Bayer reports success in first cell therapy against Parkinson’s disease

Bayer

Bayer wants to open up new sales potential in the billions with new gene and cell therapies.

(Photo: dpa)

Dusseldorf Bayer has taken a step forward in developing a therapy for Parkinson’s disease. The first study results of a drug developed by Bayer’s subsidiary Bluerock are promising. They show that cell transplantation is “feasible” and that the cells in the brain survive and grow over a 12-month period.

All patients tolerated the active ingredient “well for a year without major safety problems,” the chemical and pharmaceutical company reported on Wednesday. Based on the results, Bayer has now started to prepare the next phase II clinical study. In the first half of 2024, the group wants to start finding patients for the study.

For pharmaceutical companies, the market for Parkinson’s drugs is promising. Whoever develops a healing agent could secure sales in the billions. So far, only drugs that temporarily limit the symptoms are on the market. Bayer wants to be the first to market such a healing drug. Despite positive initial study results, it could still be years before a possible approval.

The results that are now available and which Bayer intends to present in detail at the end of August at the International Congress on Parkinson’s and Movement Disorders in Copenhagen are from clinical phase I. Bayer has tested the drug on twelve patients. Phase II and phase III studies will follow before approval is possible.

Motor skills gradually decrease

In Parkinson’s patients, the brain no longer produces enough of the neurotransmitter dopamine. There are 400,000 Parkinson’s patients in Germany and a good ten million worldwide. The disease gradually reduces their motor skills, muscles stiffen, and movements become slow and uncontrolled.

With cell therapy, Bayer wants to stop Parkinson’s – and maybe even reverse it. To do this, new cells are implanted in the brain with a fine needle, which are intended to ensure that dopamine is produced again. This is intended to restore the functions of the brain that were lost due to the disease.

The drug candidate, called Bemdaneprocel, was developed by Bayer’s independently operated subsidiary Bluerock. In 2016, the company was co-founded as a joint venture by Bayer’s venture capital arm Leap. In 2019, Bayer completely took over Bluerock for $600 million.

>> Read also: Biotech company Morphosys is finally hoping for a breakthrough with a new cancer drug

Bluerock is one of Bayer’s biggest hopes in the pharmaceutical business. With its therapies, the company also wants to help blind patients or regenerate scarred heart muscle tissue.

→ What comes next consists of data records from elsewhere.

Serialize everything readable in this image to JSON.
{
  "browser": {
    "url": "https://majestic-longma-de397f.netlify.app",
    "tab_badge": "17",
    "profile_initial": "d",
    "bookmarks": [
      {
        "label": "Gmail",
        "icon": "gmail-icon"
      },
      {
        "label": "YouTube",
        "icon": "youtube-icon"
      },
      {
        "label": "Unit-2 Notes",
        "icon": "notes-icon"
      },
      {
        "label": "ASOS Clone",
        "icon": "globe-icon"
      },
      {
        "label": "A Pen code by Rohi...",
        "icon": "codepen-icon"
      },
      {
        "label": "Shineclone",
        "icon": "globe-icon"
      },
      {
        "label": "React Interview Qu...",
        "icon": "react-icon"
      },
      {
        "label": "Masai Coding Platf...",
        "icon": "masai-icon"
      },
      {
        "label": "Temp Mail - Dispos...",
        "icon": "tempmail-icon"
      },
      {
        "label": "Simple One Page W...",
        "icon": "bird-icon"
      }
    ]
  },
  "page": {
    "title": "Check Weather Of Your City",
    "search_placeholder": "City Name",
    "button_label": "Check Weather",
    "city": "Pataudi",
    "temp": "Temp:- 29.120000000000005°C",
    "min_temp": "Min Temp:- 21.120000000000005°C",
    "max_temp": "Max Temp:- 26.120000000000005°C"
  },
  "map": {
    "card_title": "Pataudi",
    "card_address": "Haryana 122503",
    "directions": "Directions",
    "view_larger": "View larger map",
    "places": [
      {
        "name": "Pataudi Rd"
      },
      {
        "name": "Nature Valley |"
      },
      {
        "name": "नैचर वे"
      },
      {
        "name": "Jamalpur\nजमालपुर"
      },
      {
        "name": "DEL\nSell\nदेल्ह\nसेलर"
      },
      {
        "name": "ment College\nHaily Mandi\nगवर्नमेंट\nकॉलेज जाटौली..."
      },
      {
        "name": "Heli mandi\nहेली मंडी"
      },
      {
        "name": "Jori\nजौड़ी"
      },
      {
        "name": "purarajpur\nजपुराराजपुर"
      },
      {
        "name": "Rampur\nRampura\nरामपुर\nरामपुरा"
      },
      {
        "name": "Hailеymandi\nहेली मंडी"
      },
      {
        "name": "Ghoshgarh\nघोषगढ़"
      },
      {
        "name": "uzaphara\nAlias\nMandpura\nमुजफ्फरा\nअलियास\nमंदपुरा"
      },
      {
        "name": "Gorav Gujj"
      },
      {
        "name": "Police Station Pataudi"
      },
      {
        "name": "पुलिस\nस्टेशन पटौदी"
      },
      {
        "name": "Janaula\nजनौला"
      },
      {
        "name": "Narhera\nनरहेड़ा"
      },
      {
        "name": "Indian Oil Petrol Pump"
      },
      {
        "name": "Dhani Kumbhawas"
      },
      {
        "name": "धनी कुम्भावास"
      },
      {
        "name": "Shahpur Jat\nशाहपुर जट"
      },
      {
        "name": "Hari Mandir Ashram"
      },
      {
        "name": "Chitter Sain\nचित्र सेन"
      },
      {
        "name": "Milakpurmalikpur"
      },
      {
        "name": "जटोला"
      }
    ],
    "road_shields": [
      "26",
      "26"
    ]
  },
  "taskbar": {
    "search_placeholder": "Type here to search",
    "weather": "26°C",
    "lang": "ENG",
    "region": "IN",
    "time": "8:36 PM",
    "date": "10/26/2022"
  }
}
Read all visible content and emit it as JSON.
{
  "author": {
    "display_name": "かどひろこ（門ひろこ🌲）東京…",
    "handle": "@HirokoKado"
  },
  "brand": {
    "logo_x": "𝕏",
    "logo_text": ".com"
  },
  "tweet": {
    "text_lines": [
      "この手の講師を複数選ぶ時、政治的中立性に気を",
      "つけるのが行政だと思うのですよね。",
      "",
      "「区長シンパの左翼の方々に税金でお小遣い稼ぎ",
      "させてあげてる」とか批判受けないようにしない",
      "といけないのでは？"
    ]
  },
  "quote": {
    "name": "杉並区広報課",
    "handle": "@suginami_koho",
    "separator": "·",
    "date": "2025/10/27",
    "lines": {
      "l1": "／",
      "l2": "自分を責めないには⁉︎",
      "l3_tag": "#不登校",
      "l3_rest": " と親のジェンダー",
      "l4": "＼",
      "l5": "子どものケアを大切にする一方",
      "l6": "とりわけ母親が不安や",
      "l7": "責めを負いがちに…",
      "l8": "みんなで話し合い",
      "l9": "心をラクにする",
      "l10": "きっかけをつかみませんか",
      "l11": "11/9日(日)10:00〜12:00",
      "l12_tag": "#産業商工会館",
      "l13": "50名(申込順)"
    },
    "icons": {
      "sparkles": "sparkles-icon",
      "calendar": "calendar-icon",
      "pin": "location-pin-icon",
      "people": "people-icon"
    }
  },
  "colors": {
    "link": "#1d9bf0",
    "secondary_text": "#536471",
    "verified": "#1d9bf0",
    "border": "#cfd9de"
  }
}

Bayer’s risky billion-dollar bet on gene and cell therapy

Christian Rommel, who heads pharmaceutical research at Bayer, considers the positive result of the first cell therapy study for Parkinson’s to be promising. “Not only for the Bemdaneprocel development program, but also for our entire pluripotent stem cell platform.” Bluerock-Therapeutics’ director of development, Ahmed Enayeallah, calls the results a “milestone in the development of a potential new therapy for patients with this disease”.

>> Read also: The new Bayer boss wants to shake up the company

Bayer wants to open up new sales potential in the billions with new gene and cell therapies. So far, however, this area has been a risky bet worth billions for the company: up to 90 percent of the therapies that pharmaceutical companies test on people fail. The new drugs in gene and cell therapy could be on the market at the end of the decade at the earliest. Until then, they mainly cause costs.

Meanwhile, Bayer is still suffering from the Monsanto takeover. The company now wants to transform itself into an integrated life science group, with sales in the pharmaceuticals division expected to grow by 50 percent by 2030. The success of new medicines is decisive for this: In a few years, the patent protection for Bayer’s most profitable medicines, the anticoagulant Xarelto for stroke patients and the eye medicine Eylea, will expire.

Then Bayer will have to come up with new drugs – such as the Parkinson’s drug or other drugs in the pipeline that are already further in development, such as the stroke drug Asundexian, which is being traded as a potential successor to Xarelto.